A melhor interpretação a extrair é que o clube mandante, noviço detentor total do Direito de Arena, repassaria ao clube adversário para proceder ao pagamento das cotas de seus atletas que efetivamente participaram da partida. Entretanto, a redação não é clara e detalhada quanto a essa maneira de quitação, o que pode causar mais um conflito, mesmo que se possa negociar em convenção coletiva de trabalho.

O novo modelo proposto de direito exclusivo e prerrogativa única do clube mandante sobre o Direito de Arena quebra a ideia de que as parcelas a serem recebidas pelos atletas provêm de terceiros (compradores das transmissões das competições), o que mais uma vez pode provocar a corrosão da par conditio (equilíbrio competitivo), afronta à disciplina e ética desportiva por parte dos jogadores.

Imagine o atleta indo jogar na casa do adversário sabendo que receberá a sua cota-parte do Direito de Arena do próprio adversário. Seria um constrangimento, uma pressão enorme sobre um jogador profissional, ciente de que a direção do seu contendor pode não repassar corretamente e dentro do prazo regular a sua parcela de arena, por qualquer desagrado ou causa negativa que entenda a direção do clube mandante.

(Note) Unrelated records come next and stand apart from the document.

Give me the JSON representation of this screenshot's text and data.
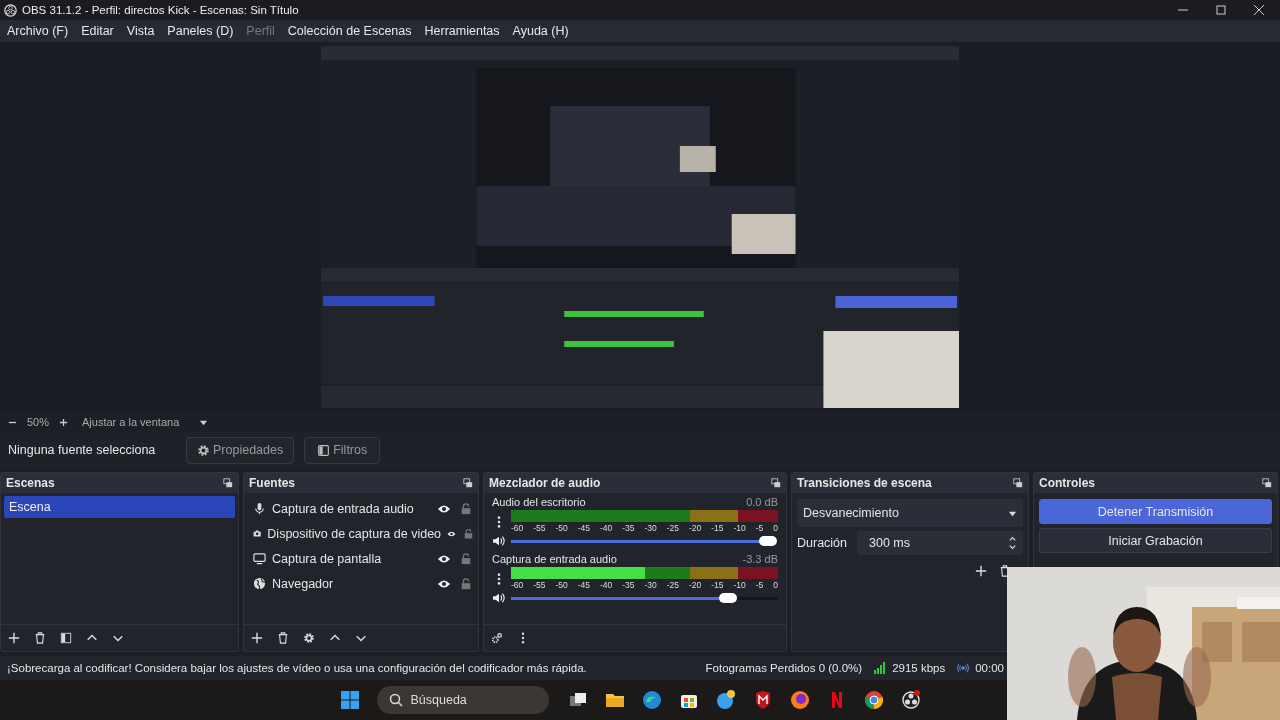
{
  "window": {
    "title": "OBS 31.1.2 - Perfil: directos Kick - Escenas: Sin Título"
  },
  "menu": [
    {
      "label": "Archivo (F)",
      "disabled": false
    },
    {
      "label": "Editar",
      "disabled": false
    },
    {
      "label": "Vista",
      "disabled": false
    },
    {
      "label": "Paneles (D)",
      "disabled": false
    },
    {
      "label": "Perfil",
      "disabled": true
    },
    {
      "label": "Colección de Escenas",
      "disabled": false
    },
    {
      "label": "Herramientas",
      "disabled": false
    },
    {
      "label": "Ayuda (H)",
      "disabled": false
    }
  ],
  "preview": {
    "zoom": "50%",
    "fit": "Ajustar a la ventana"
  },
  "source_toolbar": {
    "label": "Ninguna fuente selecciona",
    "properties": "Propiedades",
    "filters": "Filtros"
  },
  "scenes": {
    "title": "Escenas",
    "items": [
      {
        "label": "Escena",
        "selected": true
      }
    ]
  },
  "sources": {
    "title": "Fuentes",
    "items": [
      {
        "kind": "mic",
        "label": "Captura de entrada audio"
      },
      {
        "kind": "camera",
        "label": "Dispositivo de captura de video"
      },
      {
        "kind": "monitor",
        "label": "Captura de pantalla"
      },
      {
        "kind": "globe",
        "label": "Navegador"
      }
    ]
  },
  "mixer": {
    "title": "Mezclador de audio",
    "channels": [
      {
        "name": "Audio del escritorio",
        "reading": "0.0 dB",
        "fader": {
          "level": 0.97
        },
        "scale": [
          "-60",
          "-55",
          "-50",
          "-45",
          "-40",
          "-35",
          "-30",
          "-25",
          "-20",
          "-15",
          "-10",
          "-5",
          "0"
        ]
      },
      {
        "name": "Captura de entrada audio",
        "reading": "-3.3 dB",
        "meter": {
          "level": 0.5
        },
        "fader": {
          "level": 0.82
        },
        "scale": [
          "-60",
          "-55",
          "-50",
          "-45",
          "-40",
          "-35",
          "-30",
          "-25",
          "-20",
          "-15",
          "-10",
          "-5",
          "0"
        ]
      }
    ]
  },
  "transitions": {
    "title": "Transiciones de escena",
    "transition": "Desvanecimiento",
    "duration_label": "Duración",
    "duration": "300 ms"
  },
  "controls": {
    "title": "Controles",
    "buttons": [
      {
        "label": "Detener Transmisión",
        "active": true
      },
      {
        "label": "Iniciar Grabación",
        "active": false
      }
    ]
  },
  "status_bar": {
    "message": "¡Sobrecarga al codificar! Considera bajar los ajustes de vídeo o usa una configuración del codificador más rápida.",
    "dropped": "Fotogramas Perdidos 0 (0.0%)",
    "bitrate": "2915 kbps",
    "time": "00:00"
  },
  "taskbar": {
    "search_placeholder": "Búsqueda"
  }
}
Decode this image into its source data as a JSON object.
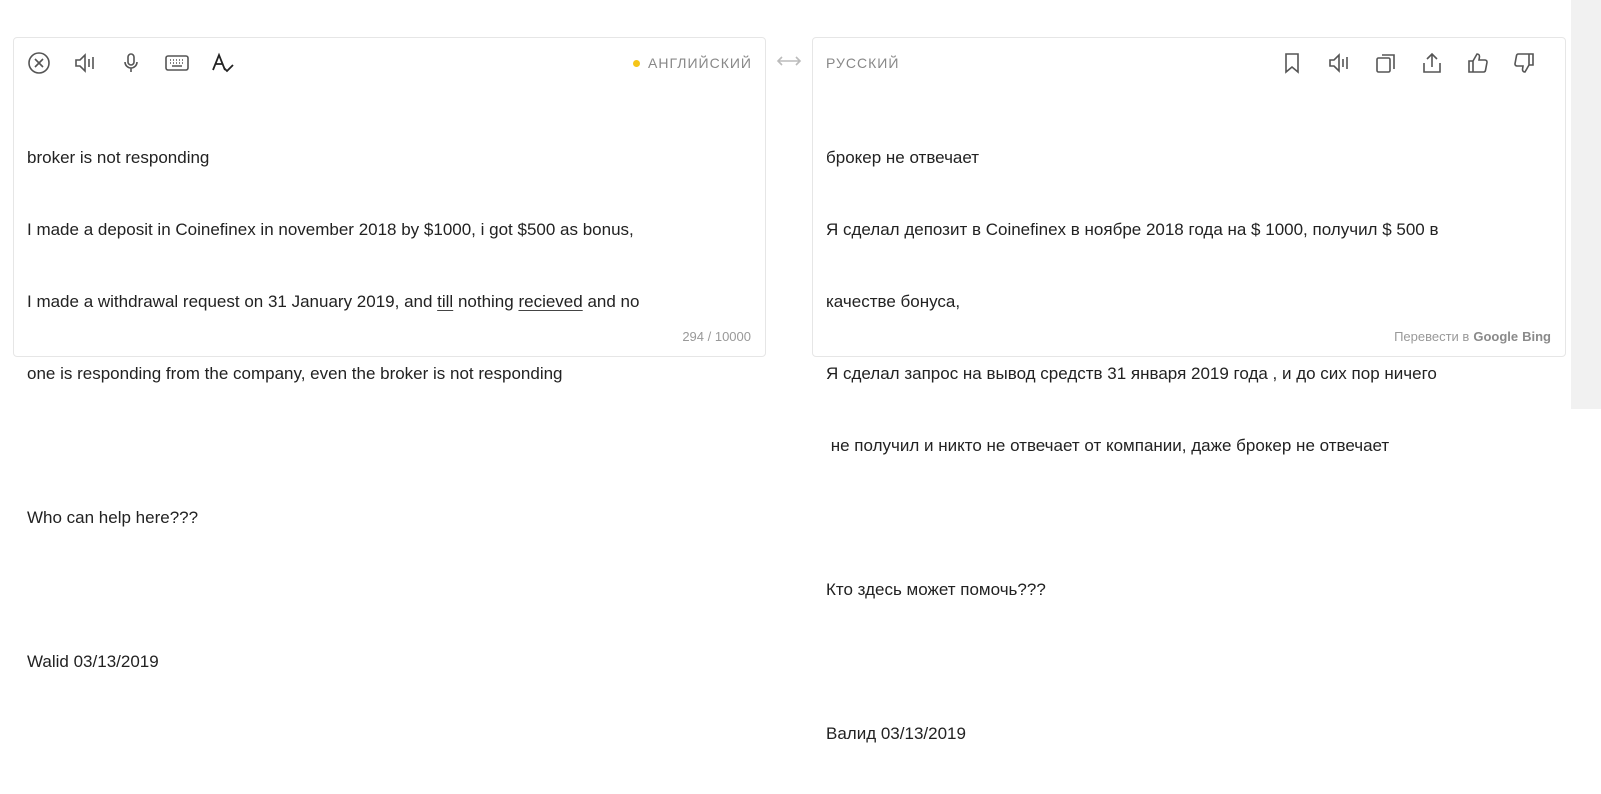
{
  "source": {
    "language": "АНГЛИЙСКИЙ",
    "lines": [
      "broker is not responding",
      "I made a deposit in Coinefinex in november 2018 by $1000, i got $500 as bonus,",
      "",
      "",
      "",
      "Who can help here???",
      "",
      "Walid 03/13/2019"
    ],
    "line3_a": "I made a withdrawal request on 31 January 2019, and ",
    "line3_till": "till",
    "line3_b": " nothing ",
    "line3_recieved": "recieved",
    "line3_c": " and no",
    "line4": "one is responding from the company, even the broker is not responding",
    "char_count": "294 / 10000",
    "icons": [
      "close-icon",
      "speaker-icon",
      "microphone-icon",
      "keyboard-icon",
      "spellcheck-icon"
    ]
  },
  "target": {
    "language": "РУССКИЙ",
    "lines": [
      "брокер не отвечает",
      "Я сделал депозит в Coinefinex в ноябре 2018 года на $ 1000, получил $ 500 в",
      "качестве бонуса,",
      "Я сделал запрос на вывод средств 31 января 2019 года , и до сих пор ничего",
      " не получил и никто не отвечает от компании, даже брокер не отвечает",
      "",
      "Кто здесь может помочь???",
      "",
      "Валид 03/13/2019"
    ],
    "footer_label": "Перевести в",
    "engines": [
      "Google",
      "Bing"
    ],
    "icons": [
      "bookmark-icon",
      "speaker-icon",
      "copy-icon",
      "share-icon",
      "thumbs-up-icon",
      "thumbs-down-icon"
    ]
  },
  "colors": {
    "lang_dot": "#f5c518",
    "icon": "#555555",
    "muted": "#999999"
  },
  "swap_icon": "swap-arrows-icon"
}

Entender que o clube mandante, detentor exclusivo do Direito de Arena, é o terceiro repassador direto da cota-parte dos atletas da equipe adversária se constitui em uma transgressão colossal à ética desportiva, propiciando uma série de ilicitudes laborais (art. 35, III, da Lei Pelé c/c art. 482, a, h, da CLT), penais e civis desportivas, por meio do estimulo à mala preta, mala branca, corrupção e manipulação de resultados. Esse entendimento também seria inconstitucional por infringir o direito de livre concorrência no mercado desportivo (arts. 1ª, IV, 170, IV, da CF/88).

Por fim, diante dessa nova perspectiva normativa, o art. 1⁰ da MP 984/20 acrescenta ainda uma adequação de que, na hipótese de evento desportivo sem definição de mandante, ambos os clubes contendores pactuarão sobre o Direito de Arena.